Amid signs the loan market is perking up, the head of the U.S. Small Business Administration dropped into Sacramento on Tuesday to tout new "momentum" in lending to small firms trying to start or expand.
Exhibit A: Margaret Wong, president of McWong International Inc., a longtime U.S.-China exporter who specializes in energy-efficient lighting systems. Wong recently bought a 50,000-square-foot headquarters and warehouse in Natomas, using a $2.4 million SBA loan.
Standing next to a table of LED sensors and lighting components in McWong's neatly appointed warehouse, SBA Administrator Karen Mills lauded Wong as a "serial entrepreneur," who has grown her manufacturing and export business with the help of three SBA government-backed loans over the last 10 years. The company, with $100 million in overall sales revenue last year, also develops wastewater treatment systems for Chinese cities.
SBA loans, locally and nationwide, fell on hard times during the recent recession. In the past five years, they dropped by roughly half nationwide: from 110,275 loans in 2007 to 61,721 in 2011 although the dollar amount of the loans grew from $20.6 billion to $24.6 billion.
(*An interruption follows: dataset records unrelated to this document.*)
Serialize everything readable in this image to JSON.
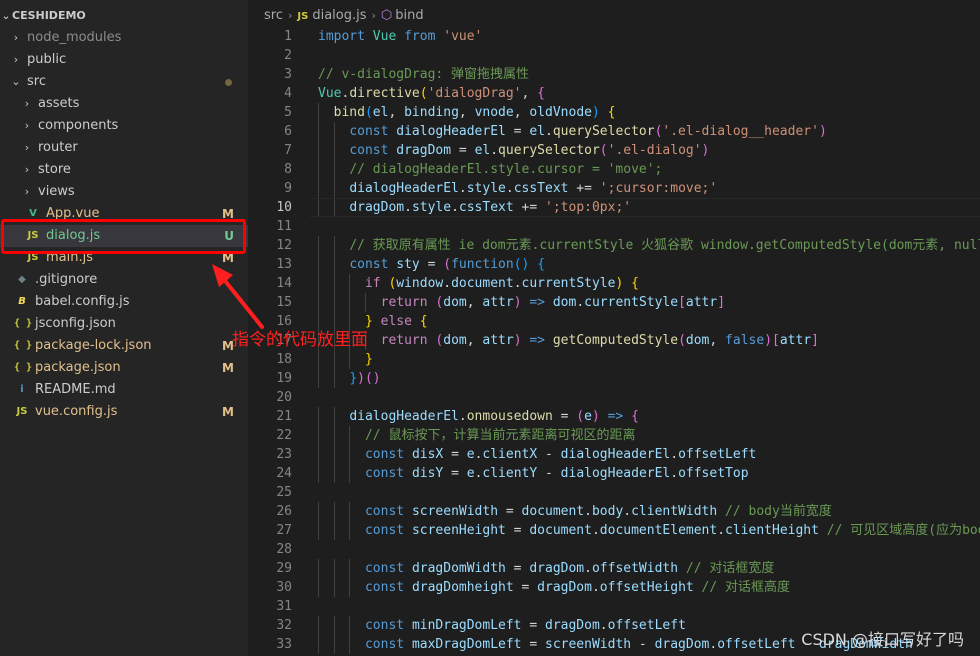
{
  "explorer": {
    "project_name": "CESHIDEMO",
    "items": [
      {
        "name": "node_modules",
        "kind": "folder",
        "depth": 0,
        "expanded": false,
        "color": "gray",
        "status": ""
      },
      {
        "name": "public",
        "kind": "folder",
        "depth": 0,
        "expanded": false,
        "color": "normal",
        "status": ""
      },
      {
        "name": "src",
        "kind": "folder",
        "depth": 0,
        "expanded": true,
        "color": "normal",
        "status": "dot"
      },
      {
        "name": "assets",
        "kind": "folder",
        "depth": 1,
        "expanded": false,
        "color": "normal",
        "status": ""
      },
      {
        "name": "components",
        "kind": "folder",
        "depth": 1,
        "expanded": false,
        "color": "normal",
        "status": ""
      },
      {
        "name": "router",
        "kind": "folder",
        "depth": 1,
        "expanded": false,
        "color": "normal",
        "status": ""
      },
      {
        "name": "store",
        "kind": "folder",
        "depth": 1,
        "expanded": false,
        "color": "normal",
        "status": ""
      },
      {
        "name": "views",
        "kind": "folder",
        "depth": 1,
        "expanded": false,
        "color": "normal",
        "status": ""
      },
      {
        "name": "App.vue",
        "kind": "vue",
        "depth": 1,
        "color": "modified",
        "status": "M"
      },
      {
        "name": "dialog.js",
        "kind": "js",
        "depth": 1,
        "color": "untracked",
        "status": "U",
        "selected": true
      },
      {
        "name": "main.js",
        "kind": "js",
        "depth": 1,
        "color": "modified",
        "status": "M"
      },
      {
        "name": ".gitignore",
        "kind": "git",
        "depth": 0,
        "color": "normal",
        "status": ""
      },
      {
        "name": "babel.config.js",
        "kind": "babel",
        "depth": 0,
        "color": "normal",
        "status": ""
      },
      {
        "name": "jsconfig.json",
        "kind": "json",
        "depth": 0,
        "color": "normal",
        "status": ""
      },
      {
        "name": "package-lock.json",
        "kind": "json",
        "depth": 0,
        "color": "modified",
        "status": "M"
      },
      {
        "name": "package.json",
        "kind": "json",
        "depth": 0,
        "color": "modified",
        "status": "M"
      },
      {
        "name": "README.md",
        "kind": "info",
        "depth": 0,
        "color": "normal",
        "status": ""
      },
      {
        "name": "vue.config.js",
        "kind": "js",
        "depth": 0,
        "color": "modified",
        "status": "M"
      }
    ]
  },
  "icons": {
    "js": "JS",
    "json": "{ }",
    "vue": "V",
    "git": "◆",
    "babel": "B",
    "info": "i",
    "chevron_right": "›",
    "chevron_down": "⌄",
    "symbol_method": "⬡"
  },
  "breadcrumb": {
    "folder": "src",
    "file": "dialog.js",
    "symbol": "bind"
  },
  "editor": {
    "current_line": 10,
    "lines": [
      {
        "n": 1,
        "indent": 0,
        "t": [
          [
            "k",
            "import"
          ],
          [
            "p",
            " "
          ],
          [
            "t",
            "Vue"
          ],
          [
            "p",
            " "
          ],
          [
            "k",
            "from"
          ],
          [
            "p",
            " "
          ],
          [
            "s",
            "'vue'"
          ]
        ]
      },
      {
        "n": 2,
        "indent": 0,
        "t": []
      },
      {
        "n": 3,
        "indent": 0,
        "t": [
          [
            "cm",
            "// v-dialogDrag: 弹窗拖拽属性"
          ]
        ]
      },
      {
        "n": 4,
        "indent": 0,
        "t": [
          [
            "t",
            "Vue"
          ],
          [
            "p",
            "."
          ],
          [
            "f",
            "directive"
          ],
          [
            "b1",
            "("
          ],
          [
            "s",
            "'dialogDrag'"
          ],
          [
            "p",
            ", "
          ],
          [
            "b2",
            "{"
          ]
        ]
      },
      {
        "n": 5,
        "indent": 1,
        "t": [
          [
            "f",
            "bind"
          ],
          [
            "b3",
            "("
          ],
          [
            "v",
            "el"
          ],
          [
            "p",
            ", "
          ],
          [
            "v",
            "binding"
          ],
          [
            "p",
            ", "
          ],
          [
            "v",
            "vnode"
          ],
          [
            "p",
            ", "
          ],
          [
            "v",
            "oldVnode"
          ],
          [
            "b3",
            ")"
          ],
          [
            "p",
            " "
          ],
          [
            "b1",
            "{"
          ]
        ]
      },
      {
        "n": 6,
        "indent": 2,
        "t": [
          [
            "k",
            "const"
          ],
          [
            "p",
            " "
          ],
          [
            "v",
            "dialogHeaderEl"
          ],
          [
            "p",
            " = "
          ],
          [
            "v",
            "el"
          ],
          [
            "p",
            "."
          ],
          [
            "f",
            "querySelector"
          ],
          [
            "b2",
            "("
          ],
          [
            "s",
            "'.el-dialog__header'"
          ],
          [
            "b2",
            ")"
          ]
        ]
      },
      {
        "n": 7,
        "indent": 2,
        "t": [
          [
            "k",
            "const"
          ],
          [
            "p",
            " "
          ],
          [
            "v",
            "dragDom"
          ],
          [
            "p",
            " = "
          ],
          [
            "v",
            "el"
          ],
          [
            "p",
            "."
          ],
          [
            "f",
            "querySelector"
          ],
          [
            "b2",
            "("
          ],
          [
            "s",
            "'.el-dialog'"
          ],
          [
            "b2",
            ")"
          ]
        ]
      },
      {
        "n": 8,
        "indent": 2,
        "t": [
          [
            "cm",
            "// dialogHeaderEl.style.cursor = 'move';"
          ]
        ]
      },
      {
        "n": 9,
        "indent": 2,
        "t": [
          [
            "v",
            "dialogHeaderEl"
          ],
          [
            "p",
            "."
          ],
          [
            "v",
            "style"
          ],
          [
            "p",
            "."
          ],
          [
            "v",
            "cssText"
          ],
          [
            "p",
            " += "
          ],
          [
            "s",
            "';cursor:move;'"
          ]
        ]
      },
      {
        "n": 10,
        "indent": 2,
        "t": [
          [
            "v",
            "dragDom"
          ],
          [
            "p",
            "."
          ],
          [
            "v",
            "style"
          ],
          [
            "p",
            "."
          ],
          [
            "v",
            "cssText"
          ],
          [
            "p",
            " += "
          ],
          [
            "s",
            "';top:0px;'"
          ]
        ]
      },
      {
        "n": 11,
        "indent": 0,
        "t": []
      },
      {
        "n": 12,
        "indent": 2,
        "t": [
          [
            "cm",
            "// 获取原有属性 ie dom元素.currentStyle 火狐谷歌 window.getComputedStyle(dom元素, null);"
          ]
        ]
      },
      {
        "n": 13,
        "indent": 2,
        "t": [
          [
            "k",
            "const"
          ],
          [
            "p",
            " "
          ],
          [
            "v",
            "sty"
          ],
          [
            "p",
            " = "
          ],
          [
            "b2",
            "("
          ],
          [
            "k",
            "function"
          ],
          [
            "b3",
            "("
          ],
          [
            "b3",
            ")"
          ],
          [
            "p",
            " "
          ],
          [
            "b3",
            "{"
          ]
        ]
      },
      {
        "n": 14,
        "indent": 3,
        "t": [
          [
            "c",
            "if"
          ],
          [
            "p",
            " "
          ],
          [
            "b1",
            "("
          ],
          [
            "v",
            "window"
          ],
          [
            "p",
            "."
          ],
          [
            "v",
            "document"
          ],
          [
            "p",
            "."
          ],
          [
            "v",
            "currentStyle"
          ],
          [
            "b1",
            ")"
          ],
          [
            "p",
            " "
          ],
          [
            "b1",
            "{"
          ]
        ]
      },
      {
        "n": 15,
        "indent": 4,
        "t": [
          [
            "c",
            "return"
          ],
          [
            "p",
            " "
          ],
          [
            "b2",
            "("
          ],
          [
            "v",
            "dom"
          ],
          [
            "p",
            ", "
          ],
          [
            "v",
            "attr"
          ],
          [
            "b2",
            ")"
          ],
          [
            "p",
            " "
          ],
          [
            "k",
            "=>"
          ],
          [
            "p",
            " "
          ],
          [
            "v",
            "dom"
          ],
          [
            "p",
            "."
          ],
          [
            "v",
            "currentStyle"
          ],
          [
            "b2",
            "["
          ],
          [
            "v",
            "attr"
          ],
          [
            "b2",
            "]"
          ]
        ]
      },
      {
        "n": 16,
        "indent": 3,
        "t": [
          [
            "b1",
            "}"
          ],
          [
            "p",
            " "
          ],
          [
            "c",
            "else"
          ],
          [
            "p",
            " "
          ],
          [
            "b1",
            "{"
          ]
        ]
      },
      {
        "n": 17,
        "indent": 4,
        "t": [
          [
            "c",
            "return"
          ],
          [
            "p",
            " "
          ],
          [
            "b2",
            "("
          ],
          [
            "v",
            "dom"
          ],
          [
            "p",
            ", "
          ],
          [
            "v",
            "attr"
          ],
          [
            "b2",
            ")"
          ],
          [
            "p",
            " "
          ],
          [
            "k",
            "=>"
          ],
          [
            "p",
            " "
          ],
          [
            "f",
            "getComputedStyle"
          ],
          [
            "b2",
            "("
          ],
          [
            "v",
            "dom"
          ],
          [
            "p",
            ", "
          ],
          [
            "k",
            "false"
          ],
          [
            "b2",
            ")"
          ],
          [
            "b2",
            "["
          ],
          [
            "v",
            "attr"
          ],
          [
            "b2",
            "]"
          ]
        ]
      },
      {
        "n": 18,
        "indent": 3,
        "t": [
          [
            "b1",
            "}"
          ]
        ]
      },
      {
        "n": 19,
        "indent": 2,
        "t": [
          [
            "b3",
            "}"
          ],
          [
            "b2",
            ")"
          ],
          [
            "b2",
            "("
          ],
          [
            "b2",
            ")"
          ]
        ]
      },
      {
        "n": 20,
        "indent": 0,
        "t": []
      },
      {
        "n": 21,
        "indent": 2,
        "t": [
          [
            "v",
            "dialogHeaderEl"
          ],
          [
            "p",
            "."
          ],
          [
            "f",
            "onmousedown"
          ],
          [
            "p",
            " = "
          ],
          [
            "b2",
            "("
          ],
          [
            "v",
            "e"
          ],
          [
            "b2",
            ")"
          ],
          [
            "p",
            " "
          ],
          [
            "k",
            "=>"
          ],
          [
            "p",
            " "
          ],
          [
            "b2",
            "{"
          ]
        ]
      },
      {
        "n": 22,
        "indent": 3,
        "t": [
          [
            "cm",
            "// 鼠标按下，计算当前元素距离可视区的距离"
          ]
        ]
      },
      {
        "n": 23,
        "indent": 3,
        "t": [
          [
            "k",
            "const"
          ],
          [
            "p",
            " "
          ],
          [
            "v",
            "disX"
          ],
          [
            "p",
            " = "
          ],
          [
            "v",
            "e"
          ],
          [
            "p",
            "."
          ],
          [
            "v",
            "clientX"
          ],
          [
            "p",
            " - "
          ],
          [
            "v",
            "dialogHeaderEl"
          ],
          [
            "p",
            "."
          ],
          [
            "v",
            "offsetLeft"
          ]
        ]
      },
      {
        "n": 24,
        "indent": 3,
        "t": [
          [
            "k",
            "const"
          ],
          [
            "p",
            " "
          ],
          [
            "v",
            "disY"
          ],
          [
            "p",
            " = "
          ],
          [
            "v",
            "e"
          ],
          [
            "p",
            "."
          ],
          [
            "v",
            "clientY"
          ],
          [
            "p",
            " - "
          ],
          [
            "v",
            "dialogHeaderEl"
          ],
          [
            "p",
            "."
          ],
          [
            "v",
            "offsetTop"
          ]
        ]
      },
      {
        "n": 25,
        "indent": 0,
        "t": []
      },
      {
        "n": 26,
        "indent": 3,
        "t": [
          [
            "k",
            "const"
          ],
          [
            "p",
            " "
          ],
          [
            "v",
            "screenWidth"
          ],
          [
            "p",
            " = "
          ],
          [
            "v",
            "document"
          ],
          [
            "p",
            "."
          ],
          [
            "v",
            "body"
          ],
          [
            "p",
            "."
          ],
          [
            "v",
            "clientWidth"
          ],
          [
            "p",
            " "
          ],
          [
            "cm",
            "// body当前宽度"
          ]
        ]
      },
      {
        "n": 27,
        "indent": 3,
        "t": [
          [
            "k",
            "const"
          ],
          [
            "p",
            " "
          ],
          [
            "v",
            "screenHeight"
          ],
          [
            "p",
            " = "
          ],
          [
            "v",
            "document"
          ],
          [
            "p",
            "."
          ],
          [
            "v",
            "documentElement"
          ],
          [
            "p",
            "."
          ],
          [
            "v",
            "clientHeight"
          ],
          [
            "p",
            " "
          ],
          [
            "cm",
            "// 可见区域高度(应为body"
          ]
        ]
      },
      {
        "n": 28,
        "indent": 0,
        "t": []
      },
      {
        "n": 29,
        "indent": 3,
        "t": [
          [
            "k",
            "const"
          ],
          [
            "p",
            " "
          ],
          [
            "v",
            "dragDomWidth"
          ],
          [
            "p",
            " = "
          ],
          [
            "v",
            "dragDom"
          ],
          [
            "p",
            "."
          ],
          [
            "v",
            "offsetWidth"
          ],
          [
            "p",
            " "
          ],
          [
            "cm",
            "// 对话框宽度"
          ]
        ]
      },
      {
        "n": 30,
        "indent": 3,
        "t": [
          [
            "k",
            "const"
          ],
          [
            "p",
            " "
          ],
          [
            "v",
            "dragDomheight"
          ],
          [
            "p",
            " = "
          ],
          [
            "v",
            "dragDom"
          ],
          [
            "p",
            "."
          ],
          [
            "v",
            "offsetHeight"
          ],
          [
            "p",
            " "
          ],
          [
            "cm",
            "// 对话框高度"
          ]
        ]
      },
      {
        "n": 31,
        "indent": 0,
        "t": []
      },
      {
        "n": 32,
        "indent": 3,
        "t": [
          [
            "k",
            "const"
          ],
          [
            "p",
            " "
          ],
          [
            "v",
            "minDragDomLeft"
          ],
          [
            "p",
            " = "
          ],
          [
            "v",
            "dragDom"
          ],
          [
            "p",
            "."
          ],
          [
            "v",
            "offsetLeft"
          ]
        ]
      },
      {
        "n": 33,
        "indent": 3,
        "t": [
          [
            "k",
            "const"
          ],
          [
            "p",
            " "
          ],
          [
            "v",
            "maxDragDomLeft"
          ],
          [
            "p",
            " = "
          ],
          [
            "v",
            "screenWidth"
          ],
          [
            "p",
            " - "
          ],
          [
            "v",
            "dragDom"
          ],
          [
            "p",
            "."
          ],
          [
            "v",
            "offsetLeft"
          ],
          [
            "p",
            " - "
          ],
          [
            "v",
            "dragDomWidth"
          ]
        ]
      }
    ]
  },
  "annotation": {
    "text": "指令的代码放里面"
  },
  "watermark": {
    "text": "CSDN @接口写好了吗"
  }
}
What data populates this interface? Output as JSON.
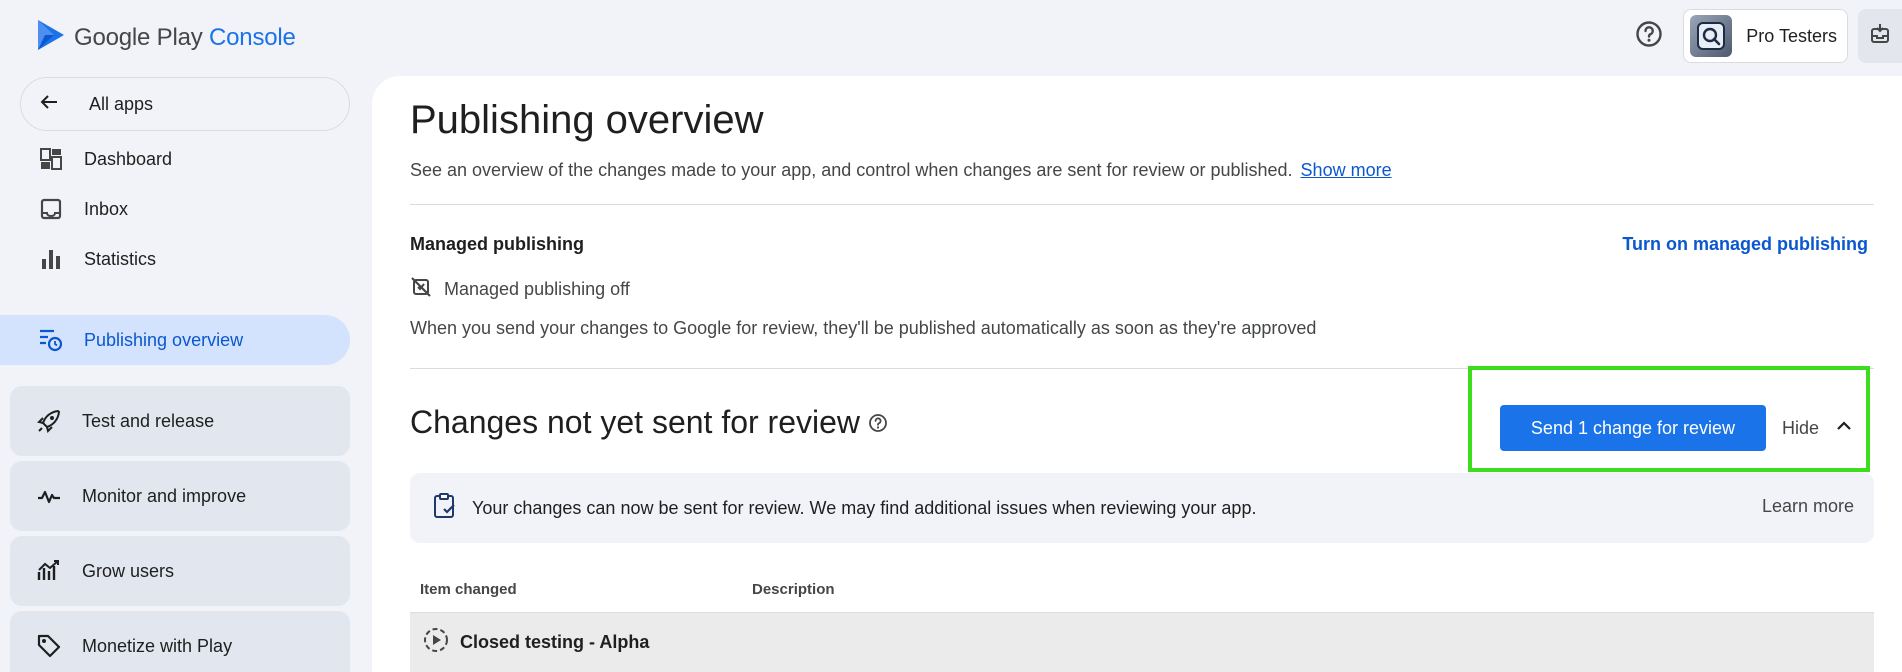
{
  "header": {
    "logo_main": "Google Play",
    "logo_accent": "Console",
    "account_name": "Pro Testers",
    "help_icon": "help-circle-icon",
    "notifications_icon": "inbox-notification-icon"
  },
  "sidebar": {
    "all_apps_label": "All apps",
    "items": [
      {
        "label": "Dashboard",
        "icon": "dashboard-icon"
      },
      {
        "label": "Inbox",
        "icon": "inbox-icon"
      },
      {
        "label": "Statistics",
        "icon": "bar-chart-icon"
      },
      {
        "label": "Publishing overview",
        "icon": "publishing-icon",
        "active": true
      }
    ],
    "groups": [
      {
        "label": "Test and release",
        "icon": "rocket-icon"
      },
      {
        "label": "Monitor and improve",
        "icon": "vitals-icon"
      },
      {
        "label": "Grow users",
        "icon": "growth-icon"
      },
      {
        "label": "Monetize with Play",
        "icon": "tag-icon"
      }
    ]
  },
  "main": {
    "title": "Publishing overview",
    "description": "See an overview of the changes made to your app, and control when changes are sent for review or published.",
    "show_more": "Show more",
    "managed_publishing": {
      "title": "Managed publishing",
      "turn_on_link": "Turn on managed publishing",
      "status": "Managed publishing off",
      "description": "When you send your changes to Google for review, they'll be published automatically as soon as they're approved"
    },
    "changes": {
      "title": "Changes not yet sent for review",
      "send_button": "Send 1 change for review",
      "hide_label": "Hide",
      "info_text": "Your changes can now be sent for review. We may find additional issues when reviewing your app.",
      "learn_more": "Learn more",
      "columns": [
        "Item changed",
        "Description"
      ],
      "rows": [
        {
          "item": "Closed testing - Alpha",
          "description": ""
        }
      ]
    }
  },
  "colors": {
    "accent": "#1a73e8",
    "active_nav_bg": "#d3e3fd",
    "highlight": "#3ddc1d"
  }
}
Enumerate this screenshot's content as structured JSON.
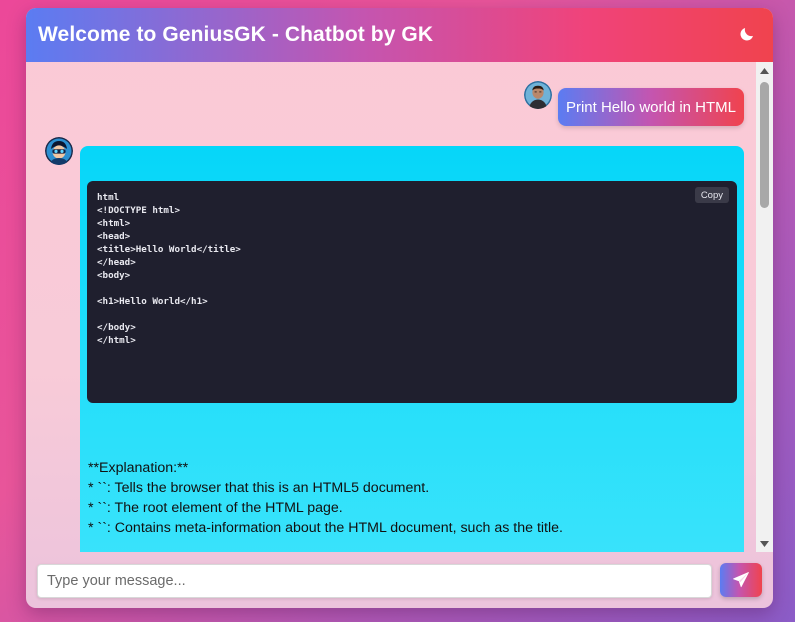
{
  "header": {
    "title": "Welcome to GeniusGK - Chatbot by GK",
    "theme_toggle_icon": "moon-icon"
  },
  "messages": [
    {
      "role": "user",
      "avatar_icon": "user-avatar",
      "text": "Print Hello world in HTML"
    },
    {
      "role": "bot",
      "avatar_icon": "bot-avatar",
      "code": {
        "copy_label": "Copy",
        "lines": [
          "html",
          "<!DOCTYPE html>",
          "<html>",
          "<head>",
          "<title>Hello World</title>",
          "</head>",
          "<body>",
          "",
          "<h1>Hello World</h1>",
          "",
          "</body>",
          "</html>"
        ]
      },
      "explanation": [
        "**Explanation:**",
        "",
        "* ``: Tells the browser that this is an HTML5 document.",
        "* ``: The root element of the HTML page.",
        "* ``: Contains meta-information about the HTML document, such as the title."
      ]
    }
  ],
  "composer": {
    "placeholder": "Type your message...",
    "value": "",
    "send_icon": "paper-plane-icon"
  },
  "colors": {
    "accent_start": "#5b7cf2",
    "accent_mid": "#c455b0",
    "accent_end": "#f0434e",
    "bot_bubble": "#06d6f9",
    "code_bg": "#1f1f2e"
  }
}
Carrie Ellinwood, SBA loan specialist in the Sacramento district office, said it's the economy that has clipped the wings of both banks and borrowers.
But some see signs that's starting to change.
"Our job is to be the wind at your back," said Mills, citing $226 million in SBA loans issued in the Sacramento area so far this year. That's better than 2009 and 2010, when SBA loans here hovered around $167 million and $192 million, respectively.
"California has been one of the stronger rebounds for SBA lending, at least for us," said George Glines, vice president of SBA lending for Sacramento-based Bank of the West, which has branches in 19 states.
In California, Glines said, the bank's SBA loans, which run from $150,000 to $15 million, were up 58 percent between 2010 and 2011, and are already up another 20 percent this year. The bank's SBA loans last year in all 19 states totaled $213 million.
"What started California's climb back was when real estate values hit bottom," said Glines. "It takes the uncertainty out of the market enough to where people are optimistic enough and willing to take some chances."
He said the loans run the gamut, from a medical professional buying a practice to a small manufacturer of aerospace or automotive parts looking to expand. Many involve real estate activity: either refinancing high-priced loans or companies buying the building they previously leased.
For McWong, her SBA 504 loan allowed her to hire five employees and to consolidate her former West Sacramento and Woodland facilities into one location.
Mills' Northern California tour also included a Walnut Creek company that installs roof mounts for solar systems.
Although SBA loans were Topic A, both Wong and Mills took the occasion to tout "insourcing," the return of jobs particularly in manufacturing to the United States from foreign countries.
"The notion that manufacturing is dead in this country is false," said Mills, whose office said U.S. manufacturers added more than 400,000 jobs in the last two years.
For years, Wong and her Chinese-fluent staff have traveled to China, where they employ several hundred assembly workers to put together energy-efficient lighting systems and components. But China's burgeoning wages, currency valuations, shipping costs and other factors have meant that manufacturing here is starting to make economic sense.
"The timing is perfect for us," said Wong. "China's costs are rising, U.S. costs are lowering."
Her company is now exploring a contract with PRIDE Industries, whose disabled workforce in Roseville could assemble a number of lighting products that are manufactured in China. "The comparisons are very encouraging we are moving forward to expand our assembly and manufacturing in Sacramento," Wong said.